Last Thursday I had a pretty bad seizure in particular. I was on the phone with my partner and I started gripping the phone. She asked if I was still there, and then assumed we got cut off because she went underground. I heard her though, and due to rigidity, I fell off the chair I was sitting on. Ouch! Damn that hurt.

Seizures trigger a lot of mental health issues, such as anxiety and depression. Since I have it in my lucky cards to have Refractory Epilepsy, I am even more likely to have depression (which I do) and anxiety. Yay!

What makes me feel awesome though  is my clothing. Every night before I fall asleep, I plan my outfit. I am not the most practical dresser, so I might think of wearing a skirt when it has been raining all week. My fashion gives me confidence because I can say “Hello World! I am not feeling well but I look great!”

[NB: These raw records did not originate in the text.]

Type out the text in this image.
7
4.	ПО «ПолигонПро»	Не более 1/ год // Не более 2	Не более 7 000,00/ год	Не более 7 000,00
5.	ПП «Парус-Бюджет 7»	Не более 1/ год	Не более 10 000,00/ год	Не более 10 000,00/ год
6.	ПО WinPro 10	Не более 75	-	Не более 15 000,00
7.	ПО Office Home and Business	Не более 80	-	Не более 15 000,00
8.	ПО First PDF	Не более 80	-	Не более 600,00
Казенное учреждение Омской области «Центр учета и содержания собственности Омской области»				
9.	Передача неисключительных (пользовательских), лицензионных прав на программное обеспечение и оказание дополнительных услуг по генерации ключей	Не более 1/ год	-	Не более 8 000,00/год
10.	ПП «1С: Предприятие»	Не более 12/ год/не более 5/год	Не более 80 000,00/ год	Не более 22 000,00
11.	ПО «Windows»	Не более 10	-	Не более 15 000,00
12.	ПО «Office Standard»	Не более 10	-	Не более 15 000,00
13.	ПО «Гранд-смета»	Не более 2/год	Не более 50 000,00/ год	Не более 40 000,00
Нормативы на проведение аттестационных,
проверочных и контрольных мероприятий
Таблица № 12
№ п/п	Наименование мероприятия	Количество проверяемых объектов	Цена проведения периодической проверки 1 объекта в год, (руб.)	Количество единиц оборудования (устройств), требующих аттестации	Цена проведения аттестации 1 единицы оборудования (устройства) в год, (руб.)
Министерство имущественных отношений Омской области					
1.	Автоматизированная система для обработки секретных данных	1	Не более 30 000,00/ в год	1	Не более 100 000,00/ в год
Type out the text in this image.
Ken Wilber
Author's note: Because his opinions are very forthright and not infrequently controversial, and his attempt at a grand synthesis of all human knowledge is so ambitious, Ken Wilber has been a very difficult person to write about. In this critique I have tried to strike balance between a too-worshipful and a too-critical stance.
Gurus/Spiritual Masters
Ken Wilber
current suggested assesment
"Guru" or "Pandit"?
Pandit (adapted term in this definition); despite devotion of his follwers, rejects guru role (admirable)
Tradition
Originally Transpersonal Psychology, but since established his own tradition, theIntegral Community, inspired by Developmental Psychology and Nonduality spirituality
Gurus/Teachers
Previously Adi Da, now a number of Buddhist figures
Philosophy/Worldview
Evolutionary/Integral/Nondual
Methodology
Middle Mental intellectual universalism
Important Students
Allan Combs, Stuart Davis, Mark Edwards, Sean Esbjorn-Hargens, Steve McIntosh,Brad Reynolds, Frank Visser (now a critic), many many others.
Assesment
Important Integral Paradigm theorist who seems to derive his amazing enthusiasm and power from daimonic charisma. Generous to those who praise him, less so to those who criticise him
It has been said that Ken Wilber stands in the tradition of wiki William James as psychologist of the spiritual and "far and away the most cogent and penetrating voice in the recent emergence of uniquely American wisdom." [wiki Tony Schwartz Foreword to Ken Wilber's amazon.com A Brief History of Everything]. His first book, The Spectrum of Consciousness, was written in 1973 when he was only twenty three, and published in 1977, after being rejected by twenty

I know it’s unrealistic to expect every single day to be Ah-MAZING. As my coach Georgee told me, life has it’s ebbs and flows and if it was always up, we wouldn’t appreciate it so much. Such wise words! I am trying to get my a$$ back into gear, even though it’s hard with the correlation of mental health issues that come with epilepsy.

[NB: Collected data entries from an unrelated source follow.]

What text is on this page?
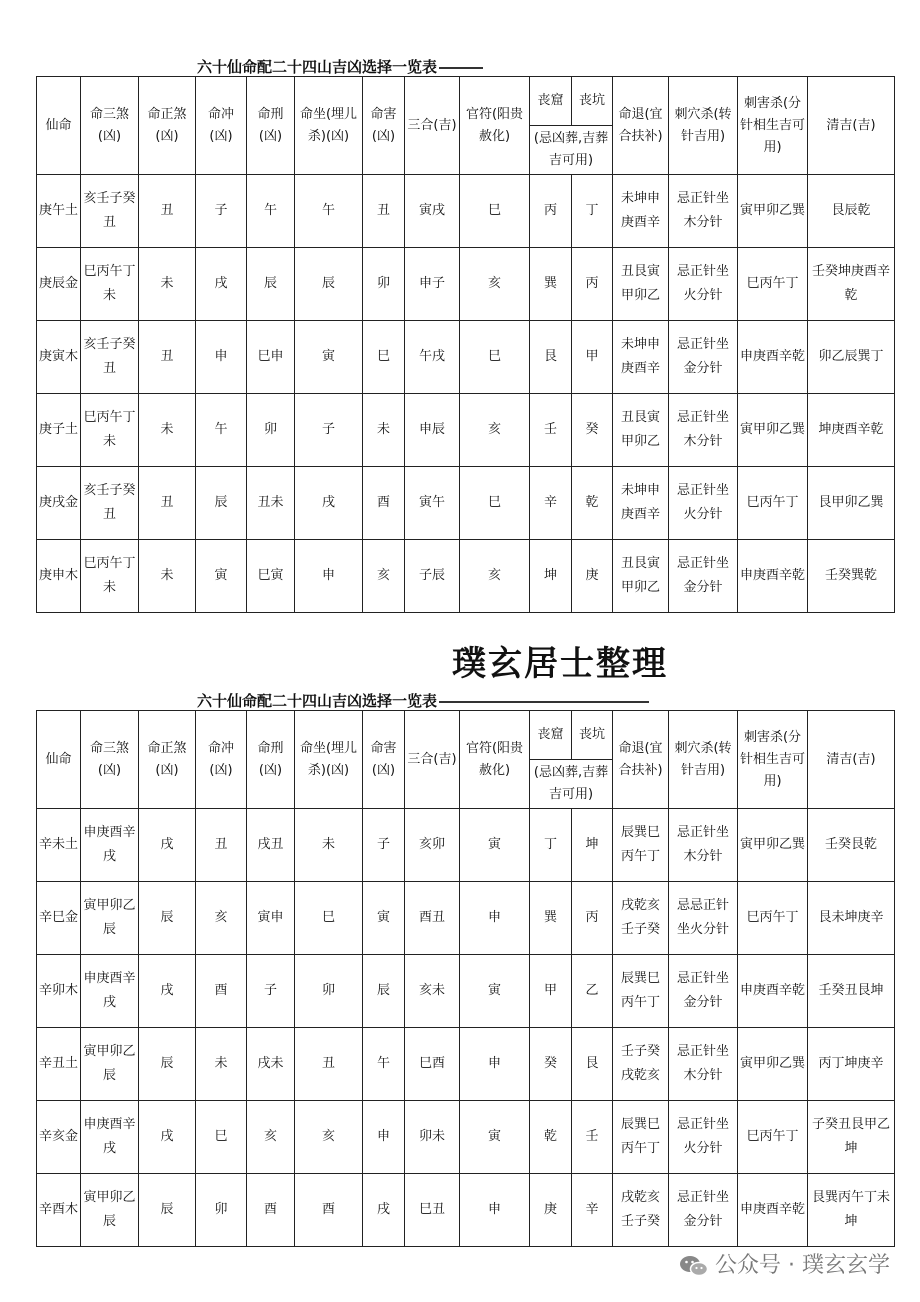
六十仙命配二十四山吉凶选择一览表
仙命	命三煞(凶)	命正煞(凶)	命冲(凶)	命刑(凶)	命坐(埋儿杀)(凶)	命害(凶)	三合(吉)	官符(阳贵赦化)	丧窟	丧坑	命退(宜合扶补)	刺穴杀(转针吉用)	刺害杀(分针相生吉可用)	清吉(吉)
									(忌凶葬,吉葬吉可用)					
庚午土	亥壬子癸丑	丑	子	午	午	丑	寅戌	巳	丙	丁	未坤申庚酉辛	忌正针坐木分针	寅甲卯乙巽	艮辰乾
庚辰金	巳丙午丁未	未	戌	辰	辰	卯	申子	亥	巽	丙	丑艮寅甲卯乙	忌正针坐火分针	巳丙午丁	壬癸坤庚酉辛乾
庚寅木	亥壬子癸丑	丑	申	巳申	寅	巳	午戌	巳	艮	甲	未坤申庚酉辛	忌正针坐金分针	申庚酉辛乾	卯乙辰巽丁
庚子土	巳丙午丁未	未	午	卯	子	未	申辰	亥	壬	癸	丑艮寅甲卯乙	忌正针坐木分针	寅甲卯乙巽	坤庚酉辛乾
庚戌金	亥壬子癸丑	丑	辰	丑未	戌	酉	寅午	巳	辛	乾	未坤申庚酉辛	忌正针坐火分针	巳丙午丁	艮甲卯乙巽
庚申木	巳丙午丁未	未	寅	巳寅	申	亥	子辰	亥	坤	庚	丑艮寅甲卯乙	忌正针坐金分针	申庚酉辛乾	壬癸巽乾
璞玄居士整理
六十仙命配二十四山吉凶选择一览表
仙命	命三煞(凶)	命正煞(凶)	命冲(凶)	命刑(凶)	命坐(埋儿杀)(凶)	命害(凶)	三合(吉)	官符(阳贵赦化)	丧窟	丧坑	命退(宜合扶补)	刺穴杀(转针吉用)	刺害杀(分针相生吉可用)	清吉(吉)
									(忌凶葬,吉葬吉可用)					
辛未土	申庚酉辛戌	戌	丑	戌丑	未	子	亥卯	寅	丁	坤	辰巽巳丙午丁	忌正针坐木分针	寅甲卯乙巽	壬癸艮乾
辛巳金	寅甲卯乙辰	辰	亥	寅申	巳	寅	酉丑	申	巽	丙	戌乾亥壬子癸	忌忌正针坐火分针	巳丙午丁	艮未坤庚辛
辛卯木	申庚酉辛戌	戌	酉	子	卯	辰	亥未	寅	甲	乙	辰巽巳丙午丁	忌正针坐金分针	申庚酉辛乾	壬癸丑艮坤
辛丑土	寅甲卯乙辰	辰	未	戌未	丑	午	巳酉	申	癸	艮	壬子癸戌乾亥	忌正针坐木分针	寅甲卯乙巽	丙丁坤庚辛
辛亥金	申庚酉辛戌	戌	巳	亥	亥	申	卯未	寅	乾	壬	辰巽巳丙午丁	忌正针坐火分针	巳丙午丁	子癸丑艮甲乙坤
辛酉木	寅甲卯乙辰	辰	卯	酉	酉	戌	巳丑	申	庚	辛	戌乾亥壬子癸	忌正针坐金分针	申庚酉辛乾	艮巽丙午丁未坤
公众号 · 璞玄玄学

What gets YOU through the tough times??


Sita & JoJo


Living Chronically ill With Awesome Fashion

Hey guys! Boo! It’s almost Halloween!

-Friends are born,not made.- (1)It is fitting, because I’ve had a scary awesome revelation about what I want to pursue in my life.

Last weekend, I did a workshop called “Find Your Why”. Some of the principles are based off of  Simon Sinek’s thinking. -Check out some of his ideas here .The main idea being the golden circle. You operate from Why at the middle, then What and Where in the outer circles. If you think of it many of us operate from “what”. Through this workshop I learned that I wanted to empower women with chronic illnesses and make them feel amazing from the  inside out through fashion and vlogs. Wow!! I had been stuck in such a rigid idea of social work, that I hadn’t allowed my mind to wander.

Through my new business, CHRONIC FASHION, I will give style makeovers, photoshoots, and someone else to step in with hair and make up. I can also act as a coach, since I am a Registered Social Worker.

Even though I have been seizure free lately (YASS!) I totally believe that if you have an illness, dressing well can make you feel better about yourself!

If you want to follow my new business and see how it progresses, join CHRONICFASHION on facebook, and  ChronicFashion65 on instagram and Twitter!
Finally, what would you like to see as someone helping a person with a chronic illness through fashion? What would you want?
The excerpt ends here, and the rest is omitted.